Splenocytes from λ-MYC mice and wild-type littermates were isolated as previously described [53] and stained with APC-conjugated rat anti-mouse CD45R/B220 (ref 561880) and PE-conjugated rat anti-mouse CD43 (ref 561857) antibodies, both from BD Biosciences, before flow cytometry analysis with a FACS Canto II flow cytometer (BD Biosciences) employing Kaluza software (Beckman Coulter).

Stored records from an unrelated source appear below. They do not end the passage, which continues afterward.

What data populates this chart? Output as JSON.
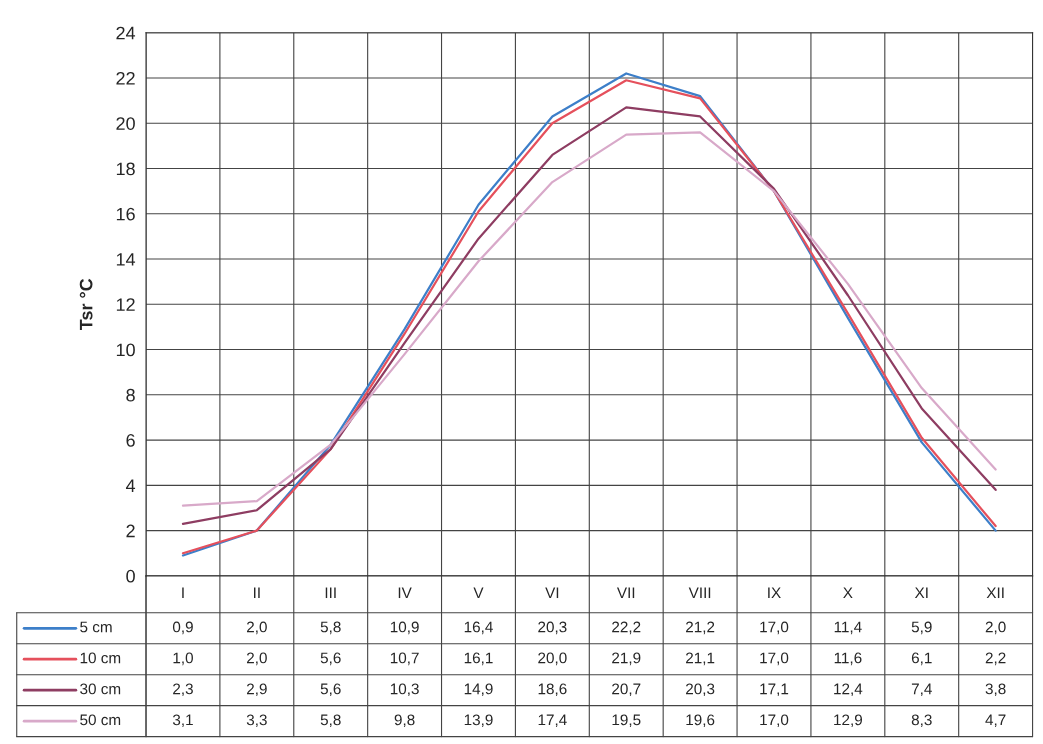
{
  "chart_data": {
    "type": "line",
    "ylabel": "Tsr °C",
    "categories": [
      "I",
      "II",
      "III",
      "IV",
      "V",
      "VI",
      "VII",
      "VIII",
      "IX",
      "X",
      "XI",
      "XII"
    ],
    "series": [
      {
        "name": "5 cm",
        "color": "#3d7fc9",
        "values": [
          0.9,
          2.0,
          5.8,
          10.9,
          16.4,
          20.3,
          22.2,
          21.2,
          17.0,
          11.4,
          5.9,
          2.0
        ],
        "value_labels": [
          "0,9",
          "2,0",
          "5,8",
          "10,9",
          "16,4",
          "20,3",
          "22,2",
          "21,2",
          "17,0",
          "11,4",
          "5,9",
          "2,0"
        ]
      },
      {
        "name": "10 cm",
        "color": "#e5505c",
        "values": [
          1.0,
          2.0,
          5.6,
          10.7,
          16.1,
          20.0,
          21.9,
          21.1,
          17.0,
          11.6,
          6.1,
          2.2
        ],
        "value_labels": [
          "1,0",
          "2,0",
          "5,6",
          "10,7",
          "16,1",
          "20,0",
          "21,9",
          "21,1",
          "17,0",
          "11,6",
          "6,1",
          "2,2"
        ]
      },
      {
        "name": "30 cm",
        "color": "#8e3d62",
        "values": [
          2.3,
          2.9,
          5.6,
          10.3,
          14.9,
          18.6,
          20.7,
          20.3,
          17.1,
          12.4,
          7.4,
          3.8
        ],
        "value_labels": [
          "2,3",
          "2,9",
          "5,6",
          "10,3",
          "14,9",
          "18,6",
          "20,7",
          "20,3",
          "17,1",
          "12,4",
          "7,4",
          "3,8"
        ]
      },
      {
        "name": "50 cm",
        "color": "#d8a9c9",
        "values": [
          3.1,
          3.3,
          5.8,
          9.8,
          13.9,
          17.4,
          19.5,
          19.6,
          17.0,
          12.9,
          8.3,
          4.7
        ],
        "value_labels": [
          "3,1",
          "3,3",
          "5,8",
          "9,8",
          "13,9",
          "17,4",
          "19,5",
          "19,6",
          "17,0",
          "12,9",
          "8,3",
          "4,7"
        ]
      }
    ],
    "ylim": [
      0,
      24
    ],
    "yticks": [
      0,
      2,
      4,
      6,
      8,
      10,
      12,
      14,
      16,
      18,
      20,
      22,
      24
    ],
    "grid": true,
    "legend": "bottom",
    "marker": "none",
    "line_style": "solid"
  }
}
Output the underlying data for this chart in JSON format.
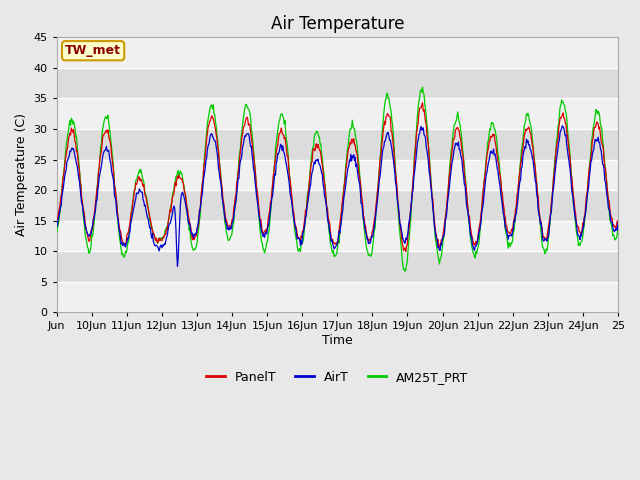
{
  "title": "Air Temperature",
  "ylabel": "Air Temperature (C)",
  "xlabel": "Time",
  "annotation_text": "TW_met",
  "annotation_color": "#8b0000",
  "annotation_bg": "#ffffcc",
  "annotation_border": "#cc9900",
  "ylim": [
    0,
    45
  ],
  "yticks": [
    0,
    5,
    10,
    15,
    20,
    25,
    30,
    35,
    40,
    45
  ],
  "bg_color": "#e8e8e8",
  "band_light": "#f0f0f0",
  "band_dark": "#dcdcdc",
  "grid_color": "#ffffff",
  "line_colors": {
    "PanelT": "#dd0000",
    "AirT": "#0000cc",
    "AM25T_PRT": "#00cc00"
  },
  "x_tick_labels": [
    "Jun",
    "10Jun",
    "11Jun",
    "12Jun",
    "13Jun",
    "14Jun",
    "15Jun",
    "16Jun",
    "17Jun",
    "18Jun",
    "19Jun",
    "20Jun",
    "21Jun",
    "22Jun",
    "23Jun",
    "24Jun",
    "25"
  ],
  "legend_labels": [
    "PanelT",
    "AirT",
    "AM25T_PRT"
  ],
  "title_fontsize": 12,
  "tick_fontsize": 8,
  "ylabel_fontsize": 9,
  "xlabel_fontsize": 9
}
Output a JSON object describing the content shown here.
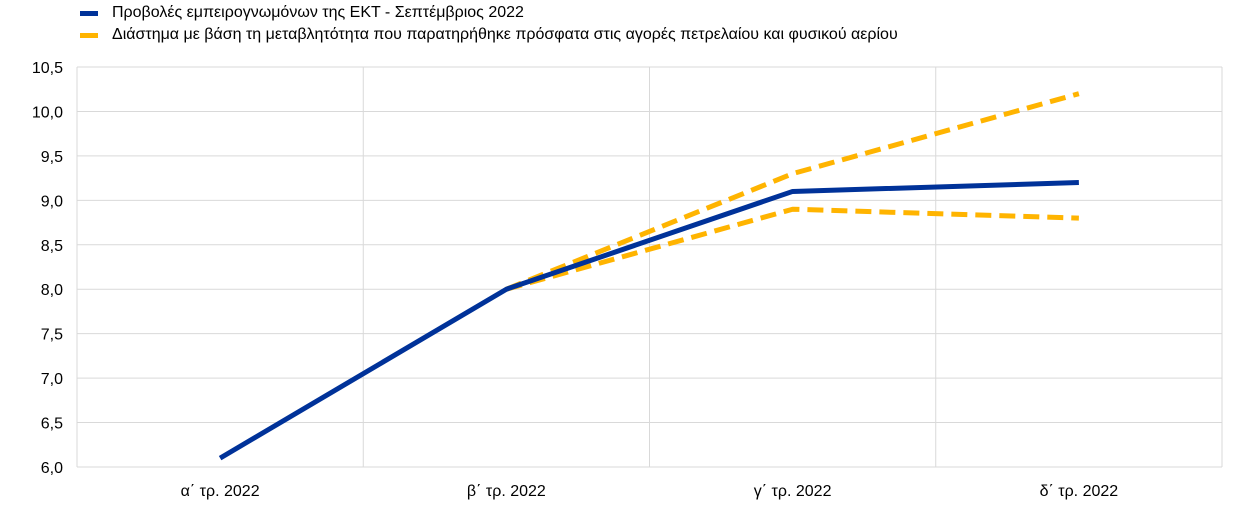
{
  "chart_data": {
    "type": "line",
    "categories": [
      "α΄ τρ. 2022",
      "β΄ τρ. 2022",
      "γ΄ τρ. 2022",
      "δ΄ τρ. 2022"
    ],
    "ylim": [
      6.0,
      10.5
    ],
    "yticks": [
      "6,0",
      "6,5",
      "7,0",
      "7,5",
      "8,0",
      "8,5",
      "9,0",
      "9,5",
      "10,0",
      "10,5"
    ],
    "ytick_values": [
      6.0,
      6.5,
      7.0,
      7.5,
      8.0,
      8.5,
      9.0,
      9.5,
      10.0,
      10.5
    ],
    "grid": true,
    "legend_placement": "top-left",
    "series": [
      {
        "name": "Προβολές εμπειρογνωμόνων της ΕΚΤ - Σεπτέμβριος 2022",
        "values": [
          6.1,
          8.0,
          9.1,
          9.2
        ],
        "color": "#003299",
        "style": "solid"
      },
      {
        "name": "Διάστημα με βάση τη μεταβλητότητα που παρατηρήθηκε πρόσφατα στις αγορές πετρελαίου και φυσικού αερίου",
        "values": [
          null,
          8.0,
          9.3,
          10.2
        ],
        "color": "#FFB400",
        "style": "dashed"
      },
      {
        "values": [
          null,
          8.0,
          8.9,
          8.8
        ],
        "color": "#FFB400",
        "style": "dashed"
      }
    ]
  }
}
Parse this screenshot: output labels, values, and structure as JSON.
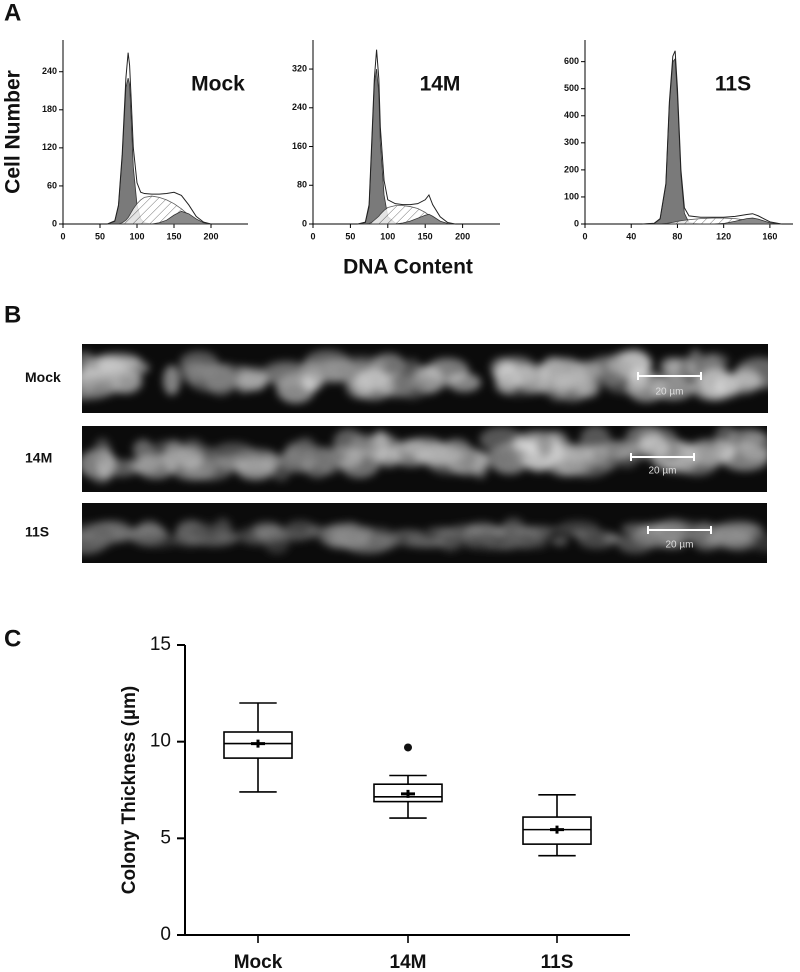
{
  "panels": [
    "A",
    "B",
    "C"
  ],
  "micrographs": [
    {
      "label": "Mock",
      "scale_label": "20 µm"
    },
    {
      "label": "14M",
      "scale_label": "20 µm"
    },
    {
      "label": "11S",
      "scale_label": "20 µm"
    }
  ],
  "chart_data": [
    {
      "type": "area",
      "title": "Mock",
      "ylabel": "Cell Number",
      "x": [
        60,
        70,
        75,
        80,
        85,
        88,
        90,
        92,
        95,
        100,
        105,
        110,
        120,
        130,
        140,
        150,
        160,
        170,
        180,
        190,
        200
      ],
      "values": [
        0,
        5,
        30,
        110,
        230,
        270,
        250,
        200,
        120,
        65,
        50,
        48,
        47,
        47,
        48,
        50,
        45,
        30,
        12,
        3,
        0
      ],
      "components": [
        [
          0,
          4,
          28,
          105,
          215,
          230,
          220,
          170,
          90,
          30,
          8,
          2,
          0,
          0,
          0,
          0,
          0,
          0,
          0,
          0,
          0
        ],
        [
          0,
          0,
          0,
          2,
          6,
          10,
          14,
          18,
          24,
          32,
          38,
          42,
          44,
          42,
          38,
          32,
          24,
          14,
          6,
          2,
          0
        ],
        [
          0,
          0,
          0,
          0,
          0,
          0,
          0,
          0,
          0,
          0,
          0,
          0,
          0,
          2,
          6,
          14,
          20,
          16,
          8,
          2,
          0
        ]
      ],
      "xlim": [
        0,
        250
      ],
      "xticks": [
        0,
        50,
        100,
        150,
        200
      ],
      "ylim": [
        0,
        290
      ],
      "yticks": [
        0,
        60,
        120,
        180,
        240
      ]
    },
    {
      "type": "area",
      "title": "14M",
      "xlabel": "DNA Content",
      "x": [
        60,
        70,
        75,
        78,
        82,
        85,
        88,
        90,
        95,
        100,
        110,
        120,
        130,
        140,
        150,
        155,
        160,
        170,
        180,
        190
      ],
      "values": [
        0,
        4,
        40,
        150,
        300,
        360,
        300,
        200,
        90,
        50,
        42,
        40,
        40,
        42,
        50,
        60,
        40,
        15,
        3,
        0
      ],
      "components": [
        [
          0,
          3,
          35,
          140,
          290,
          320,
          270,
          170,
          60,
          15,
          2,
          0,
          0,
          0,
          0,
          0,
          0,
          0,
          0,
          0
        ],
        [
          0,
          0,
          1,
          3,
          8,
          12,
          16,
          20,
          28,
          34,
          38,
          38,
          36,
          32,
          24,
          18,
          12,
          4,
          1,
          0
        ],
        [
          0,
          0,
          0,
          0,
          0,
          0,
          0,
          0,
          0,
          0,
          0,
          2,
          6,
          12,
          18,
          20,
          16,
          6,
          1,
          0
        ]
      ],
      "xlim": [
        0,
        250
      ],
      "xticks": [
        0,
        50,
        100,
        150,
        200
      ],
      "ylim": [
        0,
        380
      ],
      "yticks": [
        0,
        80,
        160,
        240,
        320
      ]
    },
    {
      "type": "area",
      "title": "11S",
      "x": [
        50,
        60,
        65,
        70,
        73,
        76,
        78,
        80,
        83,
        86,
        90,
        100,
        110,
        120,
        130,
        140,
        145,
        150,
        160,
        170
      ],
      "values": [
        0,
        3,
        20,
        150,
        450,
        620,
        640,
        500,
        200,
        60,
        30,
        25,
        25,
        25,
        28,
        35,
        38,
        30,
        8,
        0
      ],
      "components": [
        [
          0,
          2,
          18,
          145,
          440,
          600,
          610,
          470,
          180,
          40,
          5,
          0,
          0,
          0,
          0,
          0,
          0,
          0,
          0,
          0
        ],
        [
          0,
          0,
          0,
          2,
          4,
          6,
          8,
          10,
          12,
          14,
          16,
          20,
          22,
          22,
          20,
          14,
          10,
          6,
          2,
          0
        ],
        [
          0,
          0,
          0,
          0,
          0,
          0,
          0,
          0,
          0,
          0,
          0,
          0,
          0,
          2,
          10,
          20,
          22,
          18,
          4,
          0
        ]
      ],
      "xlim": [
        0,
        180
      ],
      "xticks": [
        0,
        40,
        80,
        120,
        160
      ],
      "ylim": [
        0,
        680
      ],
      "yticks": [
        0,
        100,
        200,
        300,
        400,
        500,
        600
      ]
    },
    {
      "type": "box",
      "ylabel": "Colony Thickness (µm)",
      "categories": [
        "Mock",
        "14M",
        "11S"
      ],
      "boxes": [
        {
          "whisker_low": 7.4,
          "q1": 9.15,
          "median": 9.9,
          "q3": 10.5,
          "whisker_high": 12.0,
          "mean": 9.9,
          "outliers": []
        },
        {
          "whisker_low": 6.05,
          "q1": 6.9,
          "median": 7.15,
          "q3": 7.8,
          "whisker_high": 8.25,
          "mean": 7.3,
          "outliers": [
            9.7
          ]
        },
        {
          "whisker_low": 4.1,
          "q1": 4.7,
          "median": 5.45,
          "q3": 6.1,
          "whisker_high": 7.25,
          "mean": 5.45,
          "outliers": []
        }
      ],
      "ylim": [
        0,
        15
      ],
      "yticks": [
        0,
        5,
        10,
        15
      ]
    }
  ]
}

Glutathione and ROS staining of primary T and B cells

Glutathione and ROS staining of human T and B cells was performed on freshly isolated mononuclear cells from peripheral blood or bone marrow samples from 7 control donors and 17 patients. Cryopreserved samples from 3 additional healthy controls and 3 additional patients that could not be analyzed fresh were also included in the study after confirming that ROS and glutathione levels in cryopreserved samples fell within the value range of fresh control and patient samples. Each control sample was analyzed in parallel with one patient’s sample at least. Cells were first stained with 50 µM DCFDA or 10 µM mBcl, as described above, followed by a washing step with PBS and a surface staining of 30 min on ice with combinations of the following monoclonal antibodies: PE-conjugated anti-CD10 (HI10α), PerCP-conjugated anti-CD3 (SK7), APC-conjugated anti-CD19 (SJ25C1), PE-conjugated anti-CD5 (L17F12), PE-conjugated anti-CD25 (PC61), all from BD Biosciences. After another washing step, samples were immediately acquired on a BD FACSCanto™ II with FACSDIVA software (BD).

GGT activity measurement

GGT activity was measured employing the GGT activity colorimetric assay kit provided by Sigma-Aldrich (MAK089) following manufacturer’s instructions. The OD at 418 nm was measured in a microplate reader FLUOstar® Omega provided by BMG LabTech (Ortenberg, Germany).

Gene expression analysis

Total RNA was extracted using RNeasy (Qiagen; Venlo, Netherlands) following manufacturer’s instructions. cDNA was prepared from total RNA and used for gene expression by real-time quantitative RT–PCR (qPCR) as described [53] using TaqMan Gene Expression Assays (ThermoFischer Scientific) specific for human GCLC (Hs00155249_m1), OCT4 (Hs00999632_g1), and ACTB (Hs01060665_g1). ACTB was chosen as a control gene on the basis of its homogeneous expression in non-transduced and control-transduced cells. Each gene expression experiment was performed at least 3 times and calculations were made from measurements of 3 replicates of each sample.

Statistical analysis

The numbers of animals used are described in the corresponding figure legends. Sample size was chosen empirically based on our previous experience in the calculation of experimental variability. All experiments were carried out with at least three biological replicates. Experimental groups were balanced in terms of animal age, sex, and weight. Animals were caged together and treated in the same way. No randomization was used to allocate animals to experimental groups, and investigators were not blinded to the group allocation during experiments or outcome assessments. GraphPad Prism software 9.4.1. was used for the analysis. Data normality was assessed by the Shapiro-Wilk test, and appropriate tests were chosen according to data distribution. Variance was comparable between groups throughout the manuscript. Differences were analyzed by one-way or two-way analysis of variance (ANOVA) with Bonferroni post-test, Student t test, multiple t-test with Holm-Sidak method, Mann–Whitney test, or Mantel-Cox test, as appropriate. Differences were considered significant at p < 0.05.